Rev Ogg, who leads the linked parishes of Acharacle and Ardnamurchan, with Ardnamurchan Parish Church being the most westerly parish church in the UK mainland, says inviting people into the campervan for a cup of tea or coffee and a chat or just for a look round is a real icebreaker.

“I bought the campervan second-hand in 2016 because I think it is important to be a visible presence in Kilchoan given the church building closed in October 2018 for health and safety reasons and the congregation meets in a community centre,” she said.

“If there’s an evening event followed by a morning one in Kilchoan, going back to the manse in Acharacle to sleep then returning is tiring, time consuming and pushes up travel costs.
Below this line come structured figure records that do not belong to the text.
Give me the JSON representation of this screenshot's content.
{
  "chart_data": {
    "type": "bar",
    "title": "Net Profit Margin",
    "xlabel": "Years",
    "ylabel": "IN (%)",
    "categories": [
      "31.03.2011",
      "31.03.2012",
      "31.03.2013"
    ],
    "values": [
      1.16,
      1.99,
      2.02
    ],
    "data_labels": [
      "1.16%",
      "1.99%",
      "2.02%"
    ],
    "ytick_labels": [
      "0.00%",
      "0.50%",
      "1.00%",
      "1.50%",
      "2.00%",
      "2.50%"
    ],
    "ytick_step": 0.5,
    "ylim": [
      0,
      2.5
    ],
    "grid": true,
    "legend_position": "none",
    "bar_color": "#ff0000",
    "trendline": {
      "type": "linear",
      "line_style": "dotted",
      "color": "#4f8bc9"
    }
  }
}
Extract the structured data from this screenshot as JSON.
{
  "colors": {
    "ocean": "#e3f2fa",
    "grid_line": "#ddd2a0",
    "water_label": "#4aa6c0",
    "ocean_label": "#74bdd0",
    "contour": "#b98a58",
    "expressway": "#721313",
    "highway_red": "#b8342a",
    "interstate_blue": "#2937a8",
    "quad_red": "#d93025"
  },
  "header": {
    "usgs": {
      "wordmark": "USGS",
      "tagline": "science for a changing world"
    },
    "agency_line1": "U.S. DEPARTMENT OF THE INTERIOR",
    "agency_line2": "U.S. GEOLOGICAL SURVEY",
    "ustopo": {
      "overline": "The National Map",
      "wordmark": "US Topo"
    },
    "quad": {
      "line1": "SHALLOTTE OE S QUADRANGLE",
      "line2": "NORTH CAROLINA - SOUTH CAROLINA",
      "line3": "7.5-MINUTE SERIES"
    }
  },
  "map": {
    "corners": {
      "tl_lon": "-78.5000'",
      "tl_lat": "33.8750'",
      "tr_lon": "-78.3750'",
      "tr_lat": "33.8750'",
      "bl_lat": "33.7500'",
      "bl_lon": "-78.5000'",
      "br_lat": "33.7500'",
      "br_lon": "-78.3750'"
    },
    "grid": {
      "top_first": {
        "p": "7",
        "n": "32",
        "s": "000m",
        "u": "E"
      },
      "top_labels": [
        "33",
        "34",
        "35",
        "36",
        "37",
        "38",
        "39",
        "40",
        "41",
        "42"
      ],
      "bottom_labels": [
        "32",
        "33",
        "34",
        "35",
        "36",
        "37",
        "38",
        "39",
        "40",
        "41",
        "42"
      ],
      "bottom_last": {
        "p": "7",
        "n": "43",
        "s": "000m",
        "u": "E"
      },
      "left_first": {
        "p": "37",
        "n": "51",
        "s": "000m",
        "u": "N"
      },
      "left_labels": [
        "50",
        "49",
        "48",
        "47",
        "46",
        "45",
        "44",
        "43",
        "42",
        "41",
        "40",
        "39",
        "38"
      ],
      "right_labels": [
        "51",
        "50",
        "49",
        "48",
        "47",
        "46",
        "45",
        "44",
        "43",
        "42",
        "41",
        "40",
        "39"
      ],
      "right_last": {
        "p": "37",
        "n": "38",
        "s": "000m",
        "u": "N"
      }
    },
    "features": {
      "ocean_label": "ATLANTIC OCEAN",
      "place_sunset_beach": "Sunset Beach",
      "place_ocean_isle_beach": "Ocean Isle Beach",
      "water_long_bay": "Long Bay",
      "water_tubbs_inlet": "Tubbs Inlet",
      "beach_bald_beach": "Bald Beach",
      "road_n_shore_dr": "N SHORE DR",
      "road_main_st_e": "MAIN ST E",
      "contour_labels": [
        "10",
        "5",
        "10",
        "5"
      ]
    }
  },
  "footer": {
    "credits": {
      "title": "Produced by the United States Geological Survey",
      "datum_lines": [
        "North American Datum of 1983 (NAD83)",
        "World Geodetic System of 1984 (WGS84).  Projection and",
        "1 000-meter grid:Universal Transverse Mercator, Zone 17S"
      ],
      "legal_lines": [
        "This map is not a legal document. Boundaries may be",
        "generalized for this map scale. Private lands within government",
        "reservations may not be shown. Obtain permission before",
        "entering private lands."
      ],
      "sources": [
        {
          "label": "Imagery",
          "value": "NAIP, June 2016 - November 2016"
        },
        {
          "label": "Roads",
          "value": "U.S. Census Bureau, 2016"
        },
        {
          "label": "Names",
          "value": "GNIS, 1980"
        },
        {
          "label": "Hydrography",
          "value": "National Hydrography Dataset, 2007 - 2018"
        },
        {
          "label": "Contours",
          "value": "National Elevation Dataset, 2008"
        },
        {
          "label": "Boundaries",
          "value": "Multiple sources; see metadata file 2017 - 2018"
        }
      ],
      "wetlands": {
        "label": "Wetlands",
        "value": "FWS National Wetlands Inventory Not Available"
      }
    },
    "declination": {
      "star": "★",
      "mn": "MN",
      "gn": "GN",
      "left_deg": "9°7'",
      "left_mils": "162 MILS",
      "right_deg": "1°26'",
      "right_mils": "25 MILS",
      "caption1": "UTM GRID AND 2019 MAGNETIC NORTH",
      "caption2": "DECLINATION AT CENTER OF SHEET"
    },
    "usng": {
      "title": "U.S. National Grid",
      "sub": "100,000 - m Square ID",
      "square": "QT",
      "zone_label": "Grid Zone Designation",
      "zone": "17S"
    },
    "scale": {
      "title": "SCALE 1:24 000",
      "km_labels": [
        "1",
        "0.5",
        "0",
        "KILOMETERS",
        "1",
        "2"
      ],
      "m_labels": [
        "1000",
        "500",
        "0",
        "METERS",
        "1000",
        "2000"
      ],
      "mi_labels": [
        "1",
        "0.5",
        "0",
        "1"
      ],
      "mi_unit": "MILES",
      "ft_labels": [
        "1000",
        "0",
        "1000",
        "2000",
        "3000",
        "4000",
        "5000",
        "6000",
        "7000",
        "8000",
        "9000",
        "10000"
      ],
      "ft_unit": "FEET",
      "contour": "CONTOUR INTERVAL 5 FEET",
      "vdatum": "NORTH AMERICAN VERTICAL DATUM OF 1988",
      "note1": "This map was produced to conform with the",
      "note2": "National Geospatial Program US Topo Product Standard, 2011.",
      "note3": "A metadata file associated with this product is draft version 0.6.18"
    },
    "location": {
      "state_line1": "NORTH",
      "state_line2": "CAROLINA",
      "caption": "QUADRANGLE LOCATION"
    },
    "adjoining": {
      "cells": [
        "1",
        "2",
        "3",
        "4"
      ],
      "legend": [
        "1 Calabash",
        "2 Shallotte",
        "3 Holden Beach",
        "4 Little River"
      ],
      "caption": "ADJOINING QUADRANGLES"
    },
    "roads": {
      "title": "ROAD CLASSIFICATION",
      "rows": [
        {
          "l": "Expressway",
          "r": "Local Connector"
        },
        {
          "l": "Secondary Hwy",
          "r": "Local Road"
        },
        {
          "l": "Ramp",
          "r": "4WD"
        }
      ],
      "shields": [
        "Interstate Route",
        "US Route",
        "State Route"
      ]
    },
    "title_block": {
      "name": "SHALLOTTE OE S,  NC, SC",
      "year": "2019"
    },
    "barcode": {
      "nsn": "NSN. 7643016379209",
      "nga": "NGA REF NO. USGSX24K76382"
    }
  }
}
Having the van frees up the travel time for pastoral work and desk time.”

Rev Ogg travels between her churches most Sundays and once a week and has driven around 4,000 miles to date.

She said the “mobile manse” was “great fun to drive” and had gone down well with parishioners.

“Using it as a base is often an opening into conversation, but also means parishioners can stop me, or pop in, maybe just for a look around,” she said.

“They also stop for a chat when I’m walking the dog.

“One of the best days was going for a walk with someone on a rare hot, summer day, on a beach, and returning to the van to eat ice-creams we’d bought earlier and left in the freezer.

“The van is snug and cosy in the winter.”

Rev Ogg, who also uses her car for work, said her congregations were small in numbers, but active in their communities.

“At Kilchoan, where I use the van most, the congregation has a group offering hospitality to locals and visitors alike,” she said.

“During Advent, there will be two mince pie mornings when, for a couple of hours, guests will be welcomed at the manse/meeting room for coffees, teas, mince pies and a blether. Over the summer, there are weekly scone teas with the same purpose of hospitality and these draw a goodly number of locals and visitors alike.”

Rev Ogg said the congregation was holding a breakfast with café worship event in the local hotel in Kilchoan, an ecumenical carol service in the neighbouring parish and carols in Ardnamurchan ­Distillery.